During NASCAR’s early decades, Maurice Petty helped build Petty Enterprises into one of the greatest teams in the sport. On Saturday, Richard Petty Motorsports announced the life of an accomplished engine builder has come to an end. Petty was 81.
The younger brother of Richard Petty, Maurice helped his family operation in the garage, building engines for the team and serving as crew chief. Nicknamed “The Chief”, his motors helped propel “The King” to seven Cup Series championships. Petty Enterprises won 212 races with Petty’s engine power, with father Lee, Buddy Baker, Pete Hamilton, and Jim Paschal also going to Victory Lane.
He also ran twenty-six premier series races from 1960 to 1964, recording sixteen top-ten finishes and a best run of third at the Piedmont Interstate Fairgrounds in 1961.
“The Chief was one of the most talented mechanics in NASCAR history,” said NASCAR chairman Jim France. “He provided the power that helped Petty Enterprises define dominance in sports. While he was known for his work under the hood, Maurice played multiple “behind-the-scenes” roles, doing whatever it took to help deliver his cars to Victory Lane. On behalf of the France family, I offer my condolences to the friends and family of Maurice Petty, a true NASCAR giant.”
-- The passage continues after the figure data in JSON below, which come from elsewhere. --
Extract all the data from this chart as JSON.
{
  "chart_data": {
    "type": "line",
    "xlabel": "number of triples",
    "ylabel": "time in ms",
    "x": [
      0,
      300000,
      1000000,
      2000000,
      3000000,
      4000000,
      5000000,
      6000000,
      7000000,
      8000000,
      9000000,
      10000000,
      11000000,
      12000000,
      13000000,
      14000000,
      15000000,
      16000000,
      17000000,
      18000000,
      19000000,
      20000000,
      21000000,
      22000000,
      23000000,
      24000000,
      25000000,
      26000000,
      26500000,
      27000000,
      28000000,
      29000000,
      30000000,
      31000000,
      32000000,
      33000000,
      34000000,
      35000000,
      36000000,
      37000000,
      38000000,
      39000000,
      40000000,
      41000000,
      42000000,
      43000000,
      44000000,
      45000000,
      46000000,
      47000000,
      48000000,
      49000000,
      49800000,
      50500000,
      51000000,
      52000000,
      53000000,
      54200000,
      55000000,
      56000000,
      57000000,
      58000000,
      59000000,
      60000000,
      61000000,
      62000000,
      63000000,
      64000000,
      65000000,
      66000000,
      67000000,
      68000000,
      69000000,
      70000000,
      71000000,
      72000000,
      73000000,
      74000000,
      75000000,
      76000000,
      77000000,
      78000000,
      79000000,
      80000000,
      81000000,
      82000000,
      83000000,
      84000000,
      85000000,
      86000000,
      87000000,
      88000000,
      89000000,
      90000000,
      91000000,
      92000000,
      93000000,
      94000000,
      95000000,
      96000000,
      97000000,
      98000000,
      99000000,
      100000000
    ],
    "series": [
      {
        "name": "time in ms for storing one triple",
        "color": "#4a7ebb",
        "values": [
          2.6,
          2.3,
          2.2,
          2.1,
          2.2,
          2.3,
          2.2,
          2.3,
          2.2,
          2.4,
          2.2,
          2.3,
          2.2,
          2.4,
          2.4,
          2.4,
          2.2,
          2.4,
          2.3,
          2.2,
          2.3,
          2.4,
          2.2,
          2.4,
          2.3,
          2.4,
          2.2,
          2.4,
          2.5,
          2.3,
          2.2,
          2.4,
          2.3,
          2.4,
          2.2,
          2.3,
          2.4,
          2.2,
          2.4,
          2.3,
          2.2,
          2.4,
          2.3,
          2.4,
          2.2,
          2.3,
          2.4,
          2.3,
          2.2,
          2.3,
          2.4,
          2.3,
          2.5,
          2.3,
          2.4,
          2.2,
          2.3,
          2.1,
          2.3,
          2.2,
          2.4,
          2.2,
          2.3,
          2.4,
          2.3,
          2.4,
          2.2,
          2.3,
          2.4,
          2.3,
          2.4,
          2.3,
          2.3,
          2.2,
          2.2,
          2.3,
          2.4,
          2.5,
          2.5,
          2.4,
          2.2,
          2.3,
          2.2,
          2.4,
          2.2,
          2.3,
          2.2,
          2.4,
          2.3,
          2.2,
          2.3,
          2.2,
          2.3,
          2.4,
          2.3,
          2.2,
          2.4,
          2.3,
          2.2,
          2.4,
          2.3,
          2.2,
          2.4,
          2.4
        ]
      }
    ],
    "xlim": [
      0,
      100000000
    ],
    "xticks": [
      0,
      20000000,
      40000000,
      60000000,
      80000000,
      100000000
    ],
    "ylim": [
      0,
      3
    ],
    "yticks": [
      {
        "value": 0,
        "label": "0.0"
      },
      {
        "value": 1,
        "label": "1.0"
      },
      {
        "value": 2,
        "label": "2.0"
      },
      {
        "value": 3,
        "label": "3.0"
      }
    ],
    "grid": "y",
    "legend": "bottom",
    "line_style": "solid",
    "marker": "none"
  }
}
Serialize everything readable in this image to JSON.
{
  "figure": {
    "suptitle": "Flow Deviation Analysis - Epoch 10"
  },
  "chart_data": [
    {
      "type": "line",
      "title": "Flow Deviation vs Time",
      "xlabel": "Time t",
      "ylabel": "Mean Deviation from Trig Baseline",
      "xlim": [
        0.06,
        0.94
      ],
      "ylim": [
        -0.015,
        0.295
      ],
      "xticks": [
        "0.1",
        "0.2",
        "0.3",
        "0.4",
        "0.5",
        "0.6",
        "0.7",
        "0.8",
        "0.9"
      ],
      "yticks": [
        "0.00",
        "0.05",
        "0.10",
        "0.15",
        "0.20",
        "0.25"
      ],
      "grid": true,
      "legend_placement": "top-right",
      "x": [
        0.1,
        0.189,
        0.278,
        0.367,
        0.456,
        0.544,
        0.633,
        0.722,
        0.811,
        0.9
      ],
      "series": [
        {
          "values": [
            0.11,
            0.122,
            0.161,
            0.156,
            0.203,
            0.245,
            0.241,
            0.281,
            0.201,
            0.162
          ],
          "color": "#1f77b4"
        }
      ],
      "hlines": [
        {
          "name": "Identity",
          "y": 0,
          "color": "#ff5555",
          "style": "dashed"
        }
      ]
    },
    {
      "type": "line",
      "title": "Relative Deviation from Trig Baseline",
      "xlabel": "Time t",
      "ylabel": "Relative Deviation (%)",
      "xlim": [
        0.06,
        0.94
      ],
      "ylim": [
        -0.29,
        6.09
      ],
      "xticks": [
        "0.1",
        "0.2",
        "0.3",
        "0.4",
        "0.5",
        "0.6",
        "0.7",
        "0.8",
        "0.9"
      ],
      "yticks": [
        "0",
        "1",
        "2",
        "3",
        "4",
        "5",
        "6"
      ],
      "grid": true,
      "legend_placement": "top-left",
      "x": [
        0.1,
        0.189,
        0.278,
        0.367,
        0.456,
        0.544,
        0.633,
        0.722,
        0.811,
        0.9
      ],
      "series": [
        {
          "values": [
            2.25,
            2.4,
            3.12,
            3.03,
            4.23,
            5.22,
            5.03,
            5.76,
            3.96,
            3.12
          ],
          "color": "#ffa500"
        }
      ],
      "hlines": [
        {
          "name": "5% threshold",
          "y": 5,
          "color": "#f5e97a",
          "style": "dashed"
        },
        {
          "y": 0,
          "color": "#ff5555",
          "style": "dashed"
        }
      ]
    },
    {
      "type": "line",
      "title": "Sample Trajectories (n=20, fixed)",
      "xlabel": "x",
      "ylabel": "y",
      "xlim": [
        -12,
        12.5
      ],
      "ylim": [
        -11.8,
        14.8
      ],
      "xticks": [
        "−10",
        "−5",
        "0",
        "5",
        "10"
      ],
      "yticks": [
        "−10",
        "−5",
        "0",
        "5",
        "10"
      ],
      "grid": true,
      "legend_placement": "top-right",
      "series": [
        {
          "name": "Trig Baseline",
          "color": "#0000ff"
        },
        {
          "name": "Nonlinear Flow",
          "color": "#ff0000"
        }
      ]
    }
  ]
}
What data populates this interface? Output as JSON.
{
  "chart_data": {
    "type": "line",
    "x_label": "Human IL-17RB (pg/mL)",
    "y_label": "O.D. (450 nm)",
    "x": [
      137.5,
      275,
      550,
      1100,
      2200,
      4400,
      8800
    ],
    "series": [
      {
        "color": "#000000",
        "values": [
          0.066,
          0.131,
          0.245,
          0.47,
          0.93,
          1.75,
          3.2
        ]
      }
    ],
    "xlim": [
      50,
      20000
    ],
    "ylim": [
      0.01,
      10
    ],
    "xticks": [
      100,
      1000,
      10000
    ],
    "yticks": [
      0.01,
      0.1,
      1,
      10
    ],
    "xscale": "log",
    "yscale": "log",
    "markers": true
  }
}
In 2014, Petty was inducted into the NASCAR Hall of Fame, becoming the first engine builder to be enshrined and the third member of his family after Richard and Lee. To honour him, Richard Petty Motorsports – the successor to Petty Enterprises – replaced the traditional #43 with #41 for the 2013 fall race at Martinsville Speedway. Aric Almirola piloted the #41 to a twentieth-place finish.
“[O]n behalf of everyone at the NASCAR Hall of Fame, we offer our most sincere condolences to Timmy, Ritchie, Mark, Elizabeth and the entire Petty family,” read a statement from NASCAR Hall of Fame executive director Winston Kelley. “Maurice Petty was one of the true pioneers in NASCAR who helped build one of NASCAR’s first dominant teams in Petty Enterprises. ‘Chief’ as Maurice was known to so many, was multi-talented and most known for his prowess in building powerful motors for his brother Richard and many others who drove for Petty Enterprises, including NASCAR Hall of Famer Buddy Baker and Pete Hamilton. One of his many crowning achievements was serving as crew chief and engine builder for Hamilton in 1970 when they won the Daytona 500 and both races at Talladega Superspeedway. Although the record shows 212 victories, Petty has well over 250 wins to his credit considering all the engines he built for his competitors. Chief will forever be remembered as one of the best to ever build power plants in NASCAR. He joined his Hall of Famer family members, father Lee (Class of 2011) and brother Richard (Class of 2010), as a NASCAR Hall of Fame inductee in 2014.
“While we have lost one of NASCAR’s true, gritty pioneers and heroes, Maurice Petty’s legacy and memory will always be remembered, preserved, celebrated and cherished at the NASCAR Hall of Fame. Again, we offer our sincere condolences to the entire Petty family.”